Decide on the pond’s basic shape and size as well as its location.
Design your pond and stream with different views in mind. Take advantage of a natural slope for a stream and several small waterfalls. Create a pond that is an accent to the yard, not one that overpowers it. Place the pond close to your home so it can always be enjoyed.
Use local stone to make the waterfall seem more natural.
Clear away sod and/or brush. Measure and mark out the maximum dimensions of the pond with spray paint (Image 1). To create the pond shape, lay a garden hose to fit the dimensions and then adjust it to create flowing curves and a natural shape (Image 2). Using spray paint, trace out the final shape of the pond (Image 3).

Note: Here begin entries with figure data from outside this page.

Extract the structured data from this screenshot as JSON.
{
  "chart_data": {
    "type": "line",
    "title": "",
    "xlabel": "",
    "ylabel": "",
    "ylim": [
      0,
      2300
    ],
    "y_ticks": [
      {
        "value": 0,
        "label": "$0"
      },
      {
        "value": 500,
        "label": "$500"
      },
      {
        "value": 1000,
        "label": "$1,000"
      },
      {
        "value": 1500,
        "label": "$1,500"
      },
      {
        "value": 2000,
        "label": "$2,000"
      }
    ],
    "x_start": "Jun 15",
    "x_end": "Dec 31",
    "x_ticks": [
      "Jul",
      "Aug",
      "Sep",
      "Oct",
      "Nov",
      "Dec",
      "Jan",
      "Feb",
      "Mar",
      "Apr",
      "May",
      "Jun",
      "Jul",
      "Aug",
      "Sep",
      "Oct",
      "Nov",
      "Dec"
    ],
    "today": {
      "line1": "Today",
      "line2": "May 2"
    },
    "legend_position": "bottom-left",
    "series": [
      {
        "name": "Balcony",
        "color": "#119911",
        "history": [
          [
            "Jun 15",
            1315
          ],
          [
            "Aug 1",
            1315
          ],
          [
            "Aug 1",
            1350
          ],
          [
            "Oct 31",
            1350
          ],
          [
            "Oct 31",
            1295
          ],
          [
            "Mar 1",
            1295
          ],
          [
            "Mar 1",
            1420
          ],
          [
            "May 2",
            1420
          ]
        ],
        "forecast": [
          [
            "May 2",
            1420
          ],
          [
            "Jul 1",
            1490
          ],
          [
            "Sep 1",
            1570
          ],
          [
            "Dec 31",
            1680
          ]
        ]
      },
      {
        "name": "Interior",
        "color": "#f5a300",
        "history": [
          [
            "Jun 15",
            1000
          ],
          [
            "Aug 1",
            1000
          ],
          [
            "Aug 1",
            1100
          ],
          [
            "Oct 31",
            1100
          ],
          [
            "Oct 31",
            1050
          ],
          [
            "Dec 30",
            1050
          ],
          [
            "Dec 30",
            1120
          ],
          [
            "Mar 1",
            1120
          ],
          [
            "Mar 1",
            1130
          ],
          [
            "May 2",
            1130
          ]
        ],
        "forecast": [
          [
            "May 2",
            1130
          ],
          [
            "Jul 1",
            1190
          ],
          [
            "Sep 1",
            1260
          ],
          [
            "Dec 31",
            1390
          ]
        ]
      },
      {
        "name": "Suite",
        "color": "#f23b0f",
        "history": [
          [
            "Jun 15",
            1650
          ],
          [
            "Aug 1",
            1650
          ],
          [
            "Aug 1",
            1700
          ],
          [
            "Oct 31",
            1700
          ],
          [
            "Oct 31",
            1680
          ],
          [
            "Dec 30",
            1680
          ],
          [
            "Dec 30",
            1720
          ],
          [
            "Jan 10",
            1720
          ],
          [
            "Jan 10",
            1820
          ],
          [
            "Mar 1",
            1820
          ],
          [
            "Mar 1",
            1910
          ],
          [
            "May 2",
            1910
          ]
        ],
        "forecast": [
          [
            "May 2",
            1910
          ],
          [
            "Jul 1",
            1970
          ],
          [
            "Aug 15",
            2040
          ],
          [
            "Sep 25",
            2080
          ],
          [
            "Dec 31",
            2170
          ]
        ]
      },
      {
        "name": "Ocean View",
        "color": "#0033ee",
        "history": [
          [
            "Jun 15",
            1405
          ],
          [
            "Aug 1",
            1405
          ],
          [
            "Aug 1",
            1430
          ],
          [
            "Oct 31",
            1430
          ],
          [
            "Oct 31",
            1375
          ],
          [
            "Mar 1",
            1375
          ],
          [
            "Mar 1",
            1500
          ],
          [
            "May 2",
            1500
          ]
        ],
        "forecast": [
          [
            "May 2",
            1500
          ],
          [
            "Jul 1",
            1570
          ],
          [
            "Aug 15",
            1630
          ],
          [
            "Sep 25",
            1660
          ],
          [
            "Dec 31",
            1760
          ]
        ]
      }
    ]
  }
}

Lay out the top Biofalls filter and the bottom skimmer filter. Laying out the filters determines the water flow of the pond and will act as a guideline for pond and stream design. Lay the top filter at the highest point of the stream and pond (Image 1). The bottom filter has a catch basket and should be placed as far away as possible from the water source on top (Image 2). There should be no dead zones in the pond. A dead zone is an area in the pond where there is little or no water circulation. Connect the two filters with a flexible PVC pipe near the perimeter of the pond (Image 3). Excavate using a shovel or a pick axe. The PVC pipe is durable, so the trench does not need to be deep.

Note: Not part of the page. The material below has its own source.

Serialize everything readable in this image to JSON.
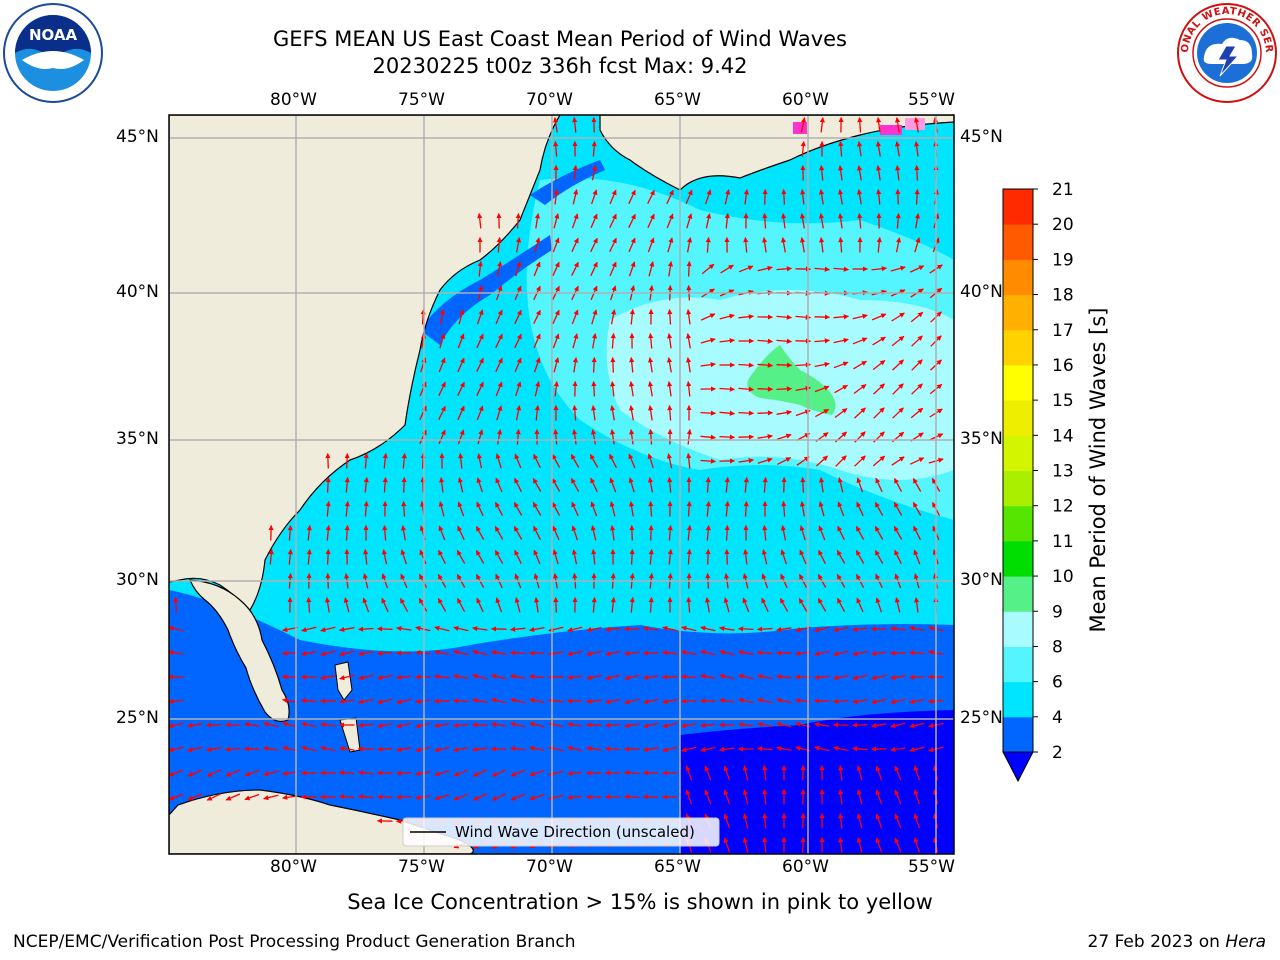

Dig the entire pond one shovel depth (approximately six to eight inches). As you dig out, use the excavated earth to fill in low areas or build up height in other places of the water feature. Compact the newly placed earth using a hand tamper so it won’t shift. After the first level has been built, dig out a second inner level another six to eight inches. Follow with a third level. The maximum depth of the pond should be approximately 18-20 inches.
Place the bottom filter in the excavated pond. Dig out the space for the top filter, place the filter and level it. To ensure that the top filter does not move, build a natural looking berm around it with the excavated earth and stones to provide stability.
Install the underlayment over the filter; you’ll cut it down to size later. Start at the bottom of the pond and fit the underlayment to the pond shape by pleating the material. Install the liner in the same manner. The liner should be fish safe and carry a long warranty.
Place the stones. Placing stone in the pond serves many purposes: stone keeps the liner in place, protects it from ultraviolet rays and makes the pond appear natural. Stone also creates a surface for algae and microorganisms to colonize on.
To determine the total tonnage of boulders, larger stones, needed for your pond, take the length times the width of the pond and divide it by 65. A quarter of that tonnage should be small stones, a quarter should be large stones and half should be medium-sized stones. To figure out the amount of smooth gravel used for filler and for covering the liner, take the boulder tonnage number and multiply it by .45.
Start arranging stone in the pond. Pay attention to the ratio and incorporate a variety of sizes in the pond. Place the larger stones first and then fill in with gravel. To create a natural looking stream, begin with jagged ledge stone and use smaller stones on the inside and bottom of the pond so that the stone appears to have been smoothed by tumbling down the pond. Create fish caves in the pond to protect the fish from predators.